The endogenous respiration of freshly cut and aerobically circulated carrot slices is completely inhibited by 0.8 and 0.3mM-malonate respectively. Changes in endogenous respiration on aerobic circulation of the slices do not appear to bear any relation to changes in malonate sensitivity. Malate, succinate, a-oxoglutarate and glucose stimulated the respiration of aerobically circulated carrot tissue by 91, 186, 130 and 53% respectively; malonate (20 mM) did not inhibit the respiration with malate but inhibited respiration by 45, 15 and 33 respectively with the other substrates. Malate stimulated the respiration of freshly cut and aerobically circulated tissue preincubated in 20 mM-malonate, but not at higher concentrations; isocitrate did not stimulate the respiration of circulated tissue preincubated in 20 mM-malonate.

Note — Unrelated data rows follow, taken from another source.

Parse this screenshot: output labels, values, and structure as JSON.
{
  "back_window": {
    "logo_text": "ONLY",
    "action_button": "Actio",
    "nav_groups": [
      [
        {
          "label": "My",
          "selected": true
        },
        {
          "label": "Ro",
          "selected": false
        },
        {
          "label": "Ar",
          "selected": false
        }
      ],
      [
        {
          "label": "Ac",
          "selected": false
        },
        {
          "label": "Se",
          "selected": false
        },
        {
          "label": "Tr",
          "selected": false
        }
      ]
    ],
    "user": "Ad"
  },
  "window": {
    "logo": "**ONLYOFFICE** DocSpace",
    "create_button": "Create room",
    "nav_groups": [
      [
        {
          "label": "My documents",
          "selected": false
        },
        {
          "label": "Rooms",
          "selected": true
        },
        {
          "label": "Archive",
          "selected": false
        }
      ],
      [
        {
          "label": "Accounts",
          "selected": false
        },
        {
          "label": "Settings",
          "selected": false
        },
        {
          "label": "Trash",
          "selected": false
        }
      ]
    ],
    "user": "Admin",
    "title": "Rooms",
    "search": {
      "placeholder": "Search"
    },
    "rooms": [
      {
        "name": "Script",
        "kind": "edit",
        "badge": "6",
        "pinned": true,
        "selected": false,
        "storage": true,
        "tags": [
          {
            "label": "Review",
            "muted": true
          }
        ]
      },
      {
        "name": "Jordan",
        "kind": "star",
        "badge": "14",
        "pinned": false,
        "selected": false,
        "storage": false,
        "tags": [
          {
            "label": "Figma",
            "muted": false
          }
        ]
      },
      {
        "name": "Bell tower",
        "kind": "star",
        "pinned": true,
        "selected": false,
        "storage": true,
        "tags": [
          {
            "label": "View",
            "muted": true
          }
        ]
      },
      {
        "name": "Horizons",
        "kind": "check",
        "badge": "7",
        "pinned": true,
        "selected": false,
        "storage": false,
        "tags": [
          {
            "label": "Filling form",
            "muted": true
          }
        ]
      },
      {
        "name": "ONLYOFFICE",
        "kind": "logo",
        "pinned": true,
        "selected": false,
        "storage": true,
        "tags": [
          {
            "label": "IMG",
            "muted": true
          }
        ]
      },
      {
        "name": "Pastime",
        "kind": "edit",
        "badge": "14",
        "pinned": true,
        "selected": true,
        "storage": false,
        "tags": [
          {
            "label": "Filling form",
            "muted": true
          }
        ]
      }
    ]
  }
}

Malate and glucose stimulated the uptake of malonate by aerobically circulated slices by 59 and 75% respectively; succinate did not affect this uptake. Malonate inhibited by 44% the oxidation of malate by mitochondria isolated from a sample of tissue slices in which malate respiration was insensitive to malonate. Mitochondria prepared in the absence of serum albumin had qO2 values for the oxidation of malate, succinate, pyruvate, isocitrate and [alpha]-oxoglutarate of 34, 29, 16, 12 and 5 respectively. When serum albumin (1%) was added to the blending medium, the corresponding values were 97, 106, 55, 13 and 15 respectively. The addition of 10mM-ADP to mitochondria prepared and incubated in a medium containing albumin increased rates of O2 uptake with malate, succinate, isocitrate and [alpha]-oxoglutarate by 105, 191, 47 and 767% respectively. The mitochondria slowly oxidized glycollate, formate, lactate, glucose 6-phosphate, [alpha]-glycero-phosphate, [beta]-hydroxybutyrate and butyrate. The lactic-dehydrogenase and glucose 6-phosphate-dehydrogenase activities, but not the malic-dehydrogenase activity, were dissociated from the terminal oxidase system on resuspension of the mitochondria. It is concluded that an extramitochondrial metabolism of malate is involved in the malonate-insensitive respiration of carrot-tissue slices.